The BBC looks back on Amadeus after thirty years.

http://www.bbc.com/culture/story/20150224-what-amadeus-gets-wrong


----------



## Sloe

When I saw it for the first time I was shocked how that such beautiful music was made by a man that was so silly and annoying.


----------



## quack

Sloe said:


> When I saw it for the first time I was shocked how that such beautiful music was made by a man that was so silly and annoying.


That was the point, no? He was deliberately contrasted with the serious and sensible Salieri who wrote fair music but not that one step beyond into great music as Mozart did.

In that respect it was largely a commentary on the belief that only good people with noble hearts, good breeding, refined manners and regular cold baths can produce great art. While nasty, unpleasant or foolish people aren't permitted artistic souls.

Fun film, probably should be called "Suck it Salieri!" though.


----------



## Sloe

quack said:


> That was the point, no? He was deliberately contrasted with the serious and sensible Salieri who wrote fair music but not that one step beyond into great music as Mozart did.
> 
> In that respect it was largely a commentary on the belief that only good people with noble hearts, good breeding, refined manners and regular cold baths can produce great art. While nasty, unpleasant or foolish people aren't permitted artistic souls.
> 
> Fun film, probably should be called "Suck it Salieri!" though.
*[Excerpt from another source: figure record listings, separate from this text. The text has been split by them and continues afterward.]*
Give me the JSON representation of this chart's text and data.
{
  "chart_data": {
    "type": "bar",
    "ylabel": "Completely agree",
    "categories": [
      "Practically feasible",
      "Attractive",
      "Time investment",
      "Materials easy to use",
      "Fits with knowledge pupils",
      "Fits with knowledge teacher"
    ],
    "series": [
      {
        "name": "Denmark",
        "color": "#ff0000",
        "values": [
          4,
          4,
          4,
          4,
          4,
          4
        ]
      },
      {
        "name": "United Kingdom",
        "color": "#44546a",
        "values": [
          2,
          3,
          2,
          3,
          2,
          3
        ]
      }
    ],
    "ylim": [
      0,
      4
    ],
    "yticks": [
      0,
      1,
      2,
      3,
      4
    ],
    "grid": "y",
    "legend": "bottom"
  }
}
Yes it was the point I was very young when I saw the film. I only wanted to share the experience I had with the film and how it caused me to not being able to hear Mozart´s music without thinking of Mozart in a pink wig laughing at his own silly jokes and being completely annoying. Now this is not really true even if Mozart liked to joke.
I don´t think Suck it Salieri would be the best title since at least my smympathies are with Salieri. Poor Salieri that had to put up with that annoying man would be a better title.


----------